Location
- 200 East McNair Road Winnebago, Illinois 61088 United States
- 42°16′18″N 89°14′21″W﻿ / ﻿42.27167°N 89.23917°W

Information
- School type: Public high school
- School district: Winnebago CUSD#323
- Principal: Ben Powers
- Faculty: 33.05 (FTE)
- Grades: 9-12
- Enrollment: 412 (2022–23)
- Average class size: 19.6
- Student to teacher ratio: 12.47
- Colors: Orange Black
- Mascot: Indian
- Website: whs.winnebagoschools.org

= Winnebago High School =

Winnebago High School is a high school in Winnebago CUSD#323, in Winnebago, Illinois.

==Activities==

===Sports===
Winnebago High School competes in the Big Northern Conference and has won state titles in multiple sports competitions, including a combined 20 state titles in boys and girls cross-country as well as state titles in boys soccer, and girls bowling as well as multiple individual state championships.

====Championships====
Winnebago High School has won several championships in different sports.

=====Boys Cross Country=====
The Boys Cross Country Team won the 1977-1978 championship under Roger Schmidt. Later, the Boys Cross Country team won the 2002-2003 championship under the direction of Roger Fredrickson. In recent years, the team has won the 2005-2006 championship, and 2007-2008 championship under Joe Erb and Janet Erb.

=====Boys Soccer=====
In the 2008–2009 school year, the Winnebago Boys Soccer team were the state champions. The coach of the winning team was Mary Beth Elsen.

=====Girls Bowling=====
Under the direction of coach Karin Morrison, the 2006-2007 Girls Bowling Team were the state champions.

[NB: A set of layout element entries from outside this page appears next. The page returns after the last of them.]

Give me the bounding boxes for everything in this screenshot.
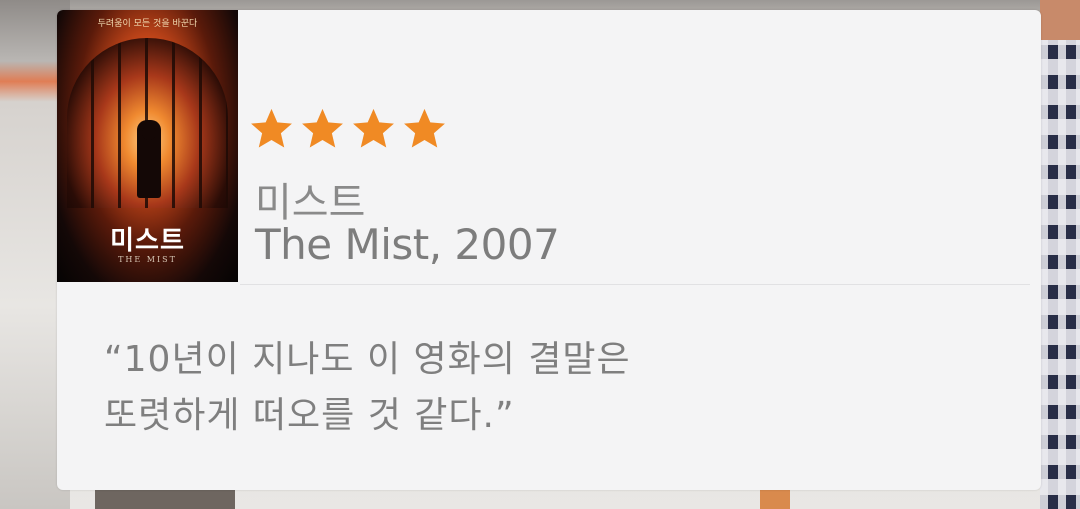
background-right-top	[1040, 0, 1080, 40]
movie-review-card: 두려움이 모든 것을 바꾼다 미스트 THE MIST 미스트 The Mist…	[57, 10, 1041, 490]
divider	[240, 284, 1030, 285]
background-plaid-fabric	[1040, 0, 1080, 509]
star-icon	[404, 108, 445, 148]
background-bottom-shape	[95, 490, 235, 509]
review-quote-line-2: 또렷하게 떠오를 것 같다.”	[104, 395, 515, 436]
poster-silhouette-head	[142, 126, 156, 140]
star-icon	[251, 108, 292, 148]
poster-tagline: 두려움이 모든 것을 바꾼다	[97, 19, 198, 29]
review-quote: “10년이 지나도 이 영화의 결말은 또렷하게 떠오를 것 같다.”	[104, 332, 631, 444]
movie-title-english: The Mist, 2007	[255, 220, 560, 269]
star-icon	[302, 108, 343, 148]
movie-poster: 두려움이 모든 것을 바꾼다 미스트 THE MIST	[57, 10, 238, 282]
review-quote-line-1: “10년이 지나도 이 영화의 결말은	[104, 339, 631, 380]
poster-subtitle: THE MIST	[118, 255, 177, 264]
star-icon	[353, 108, 394, 148]
poster-title: 미스트	[110, 226, 185, 256]
background-bottom-orange	[760, 490, 790, 509]
star-rating	[249, 106, 447, 151]
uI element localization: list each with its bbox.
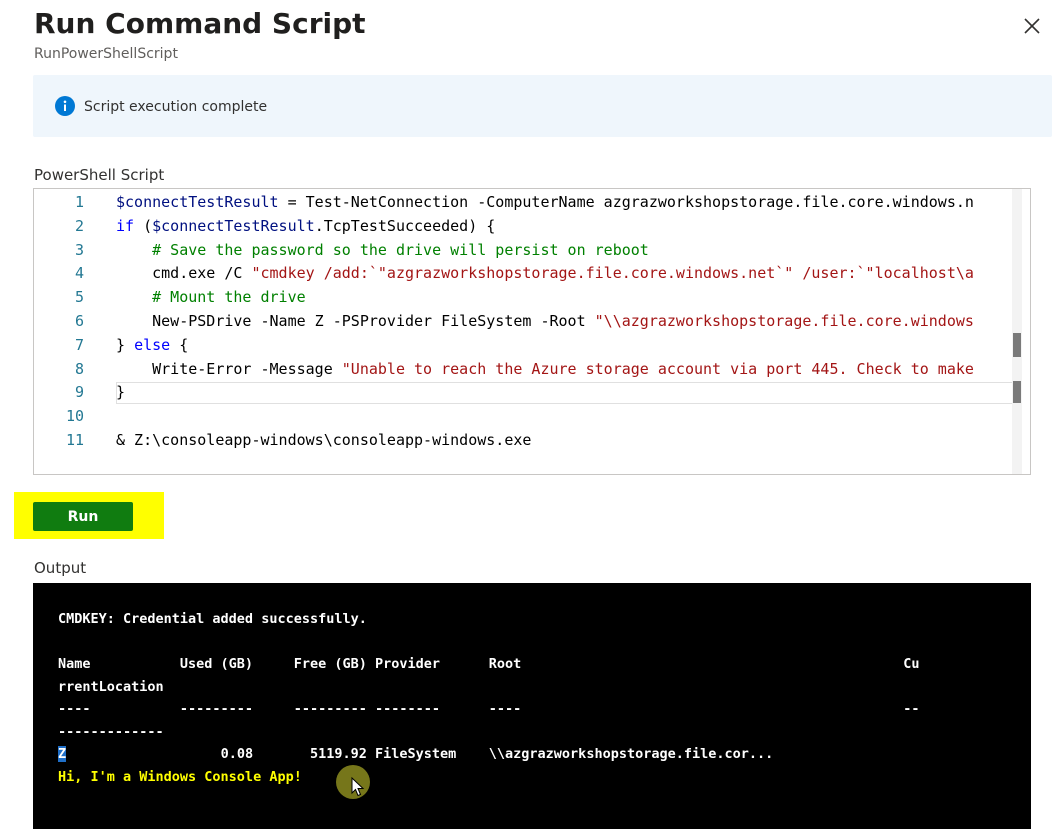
line-number: 1: [74, 193, 84, 211]
editor-scrollbar-thumb[interactable]: [1013, 333, 1021, 357]
line-number: 10: [65, 407, 84, 426]
output-line: rrentLocation: [58, 678, 164, 695]
code-lines[interactable]: 1 $connectTestResult = Test-NetConnection…: [34, 189, 1030, 474]
panel-title: Run Command Script: [34, 7, 366, 40]
editor-scrollbar[interactable]: [1012, 189, 1022, 474]
output-line: Name Used (GB) Free (GB) Provider Root C…: [58, 656, 920, 672]
code-text: # Mount the drive: [116, 288, 306, 307]
line-number: 4: [74, 264, 84, 283]
info-icon: [55, 96, 75, 116]
line-number: 7: [74, 335, 84, 354]
code-line[interactable]: 2 if ($connectTestResult.TcpTestSucceeded…: [34, 214, 1030, 238]
code-line[interactable]: 5 # Mount the drive: [34, 285, 1030, 309]
output-line: Hi, I'm a Windows Console App!: [58, 768, 302, 785]
code-text: Write-Error -Message "Unable to reach th…: [116, 359, 974, 378]
info-banner: Script execution complete: [33, 75, 1052, 137]
line-number: 8: [74, 359, 84, 378]
info-message: Script execution complete: [84, 99, 268, 115]
code-text: # Save the password so the drive will pe…: [116, 240, 649, 259]
output-line: CMDKEY: Credential added successfully.: [58, 611, 367, 627]
code-line[interactable]: 7 } else {: [34, 333, 1030, 357]
panel-subtitle: RunPowerShellScript: [34, 46, 178, 62]
script-editor[interactable]: 1 $connectTestResult = Test-NetConnection…: [33, 188, 1031, 475]
run-button[interactable]: Run: [33, 502, 133, 531]
code-text: New-PSDrive -Name Z -PSProvider FileSyst…: [116, 312, 974, 330]
output-line: Z 0.08 5119.92 FileSystem \\azgrazworksh…: [58, 746, 774, 762]
line-number: 5: [74, 288, 84, 307]
code-text: if ($connectTestResult.TcpTestSucceeded)…: [116, 216, 496, 235]
code-line[interactable]: 3 # Save the password so the drive will …: [34, 238, 1030, 262]
line-number: 9: [74, 383, 84, 402]
code-text: $connectTestResult = Test-NetConnection …: [116, 193, 974, 211]
code-line[interactable]: 9}: [34, 380, 1030, 404]
script-label: PowerShell Script: [34, 166, 165, 184]
output-line: -------------: [58, 723, 164, 740]
code-text: & Z:\consoleapp-windows\consoleapp-windo…: [116, 431, 532, 449]
code-text: }: [116, 383, 126, 402]
output-label: Output: [34, 559, 87, 577]
editor-divider: [1030, 189, 1031, 475]
selected-text: Z: [58, 746, 67, 762]
close-button[interactable]: [1018, 12, 1046, 40]
output-line: ---- --------- --------- -------- ---- -…: [58, 701, 920, 717]
code-text: cmd.exe /C "cmdkey /add:`"azgrazworkshop…: [116, 264, 974, 283]
line-number: 6: [74, 312, 84, 330]
code-line[interactable]: 6 New-PSDrive -Name Z -PSProvider FileSy…: [34, 309, 1030, 333]
code-line[interactable]: 10: [34, 404, 1030, 428]
code-line[interactable]: 1 $connectTestResult = Test-NetConnection…: [34, 190, 1030, 214]
code-text: } else {: [116, 335, 189, 354]
close-icon: [1024, 18, 1040, 34]
line-number: 11: [65, 431, 84, 449]
mouse-pointer-icon: [351, 777, 365, 797]
output-console[interactable]: CMDKEY: Credential added successfully. Na…: [33, 583, 1031, 829]
code-line[interactable]: 4 cmd.exe /C "cmdkey /add:`"azgrazworksh…: [34, 261, 1030, 285]
code-line[interactable]: 11 & Z:\consoleapp-windows\consoleapp-win…: [34, 428, 1030, 452]
line-number: 3: [74, 240, 84, 259]
code-line[interactable]: 8 Write-Error -Message "Unable to reach …: [34, 357, 1030, 381]
line-number: 2: [74, 216, 84, 235]
editor-scrollbar-marker: [1013, 381, 1021, 403]
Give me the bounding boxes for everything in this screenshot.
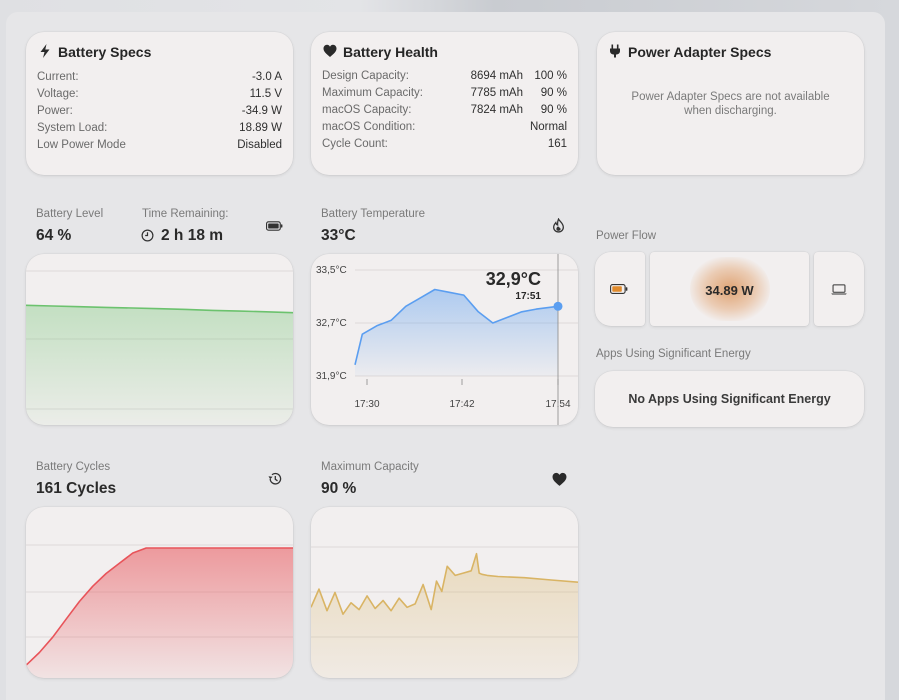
time-remaining-value: 2 h 18 m: [161, 227, 224, 244]
battery-health-row-percent: 90 %: [540, 86, 567, 99]
battery-cycles-area: [26, 548, 293, 678]
power-flow-value: 34.89 W: [705, 283, 754, 298]
battery-level-value: 64 %: [36, 227, 72, 244]
battery-level-chart-card: [26, 254, 293, 425]
battery-specs-card: Battery Specs Current: -3.0 A Voltage: 11.5…: [26, 32, 293, 175]
bolt-icon: [40, 44, 50, 58]
temp-y-tick-mid: 32,7°C: [316, 318, 347, 329]
battery-health-row: Cycle Count: 161: [322, 135, 567, 152]
battery-level-area: [26, 305, 293, 425]
battery-health-row-value: 7824 mAh: [470, 103, 523, 116]
temp-x-tick-1: 17:30: [354, 399, 379, 410]
battery-specs-row: Voltage: 11.5 V: [37, 85, 282, 102]
battery-health-card: Battery Health Design Capacity: 8694 mAh 1…: [311, 32, 578, 175]
battery-temperature-label: Battery Temperature: [321, 208, 425, 220]
max-capacity-chart: [311, 546, 578, 678]
temp-cursor-dot: [553, 301, 563, 311]
battery-specs-rows: Current: -3.0 A Voltage: 11.5 V Power: -34.9 …: [37, 68, 282, 153]
battery-specs-row: System Load: 18.89 W: [37, 119, 282, 136]
battery-specs-row-label: Power:: [37, 104, 73, 117]
adapter-specs-card: Power Adapter Specs Power Adapter Specs …: [597, 32, 864, 175]
plug-icon: [610, 44, 620, 58]
power-flow-label: Power Flow: [596, 230, 657, 242]
battery-orange-icon: [610, 284, 628, 294]
max-capacity-label: Maximum Capacity: [321, 461, 419, 473]
heart-icon: [323, 44, 337, 57]
max-capacity-chart-card: [311, 507, 578, 678]
battery-temperature-chart: 33,5°C 32,7°C 31,9°C 17:30 17:42 17:54 3…: [316, 254, 578, 425]
apps-energy-card: No Apps Using Significant Energy: [595, 371, 864, 427]
battery-cycles-chart-card: [26, 507, 293, 678]
apps-energy-message: No Apps Using Significant Energy: [628, 392, 831, 406]
laptop-icon: [831, 284, 847, 295]
battery-specs-row: Current: -3.0 A: [37, 68, 282, 85]
battery-health-row-value: Normal: [529, 120, 567, 133]
flame-icon: [553, 218, 564, 233]
history-icon: [268, 472, 282, 485]
battery-health-row: Maximum Capacity: 7785 mAh 90 %: [322, 84, 567, 101]
max-capacity-value: 90 %: [321, 480, 357, 497]
battery-health-row-value: 8694 mAh: [470, 69, 523, 82]
battery-specs-row: Power: -34.9 W: [37, 102, 282, 119]
battery-level-label: Battery Level: [36, 208, 104, 220]
temp-y-tick-top: 33,5°C: [316, 265, 347, 276]
battery-health-row-label: Cycle Count:: [322, 137, 388, 150]
battery-specs-row-value: -3.0 A: [251, 70, 282, 83]
battery-temperature-area: [355, 289, 558, 376]
power-flow-center-card: 34.89 W: [650, 252, 809, 326]
power-flow-battery-card: [595, 252, 645, 326]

=====Girls Cross Country=====
The Girls Cross Country has won 12 championships under 2 separate groups of coaches. Under Roger Fredrickson, the team won the 1989–1990, 1993–1994, 1994–1995, 1995–1996, 1999–2000, 2000–2001, and 2002-2003 championships. The team won state championships in 2005–2006, 2006–2007, 2007–2008, 2008–2009, 2009–2010, 2019–2020, and 2025-2026 under the coaching of Joe and Janet Erb.

===Scholastic Bowl===
Winnebago Scholastic Bowl teams that were state champions the 1992-1993 and 1994-1995 school years. and national champions.

===Robotics Team===
The school also competes in the FIRST Robotics Competition as Winnovation, Team 1625. Its animation sub-team won the International Autodesk Visualization Award in 2007. The team has also been runner-up at the FIRST Championship in 2010 and 2014.
In 2020 Winnovation made it to the FIRST championship but because of COVID they could not complete. In 2022 they received the Engineering Inspiration award at Central Illinois Regional, in Peoria, IL. Sending them to the FIRST championship again, but now paid by NASA. In the 2023 season, they competed the Iowa Regional- where they were finalists and received a wildcard from FRC Team 4329 the Lutheran Roboteers then sending them back to Houston again for the world championship. The team celebrated their 20th anniversary season in 2024. During their 20th season, the team competed in Iowa again, and then in Wisconsin where there they received the industrial design award.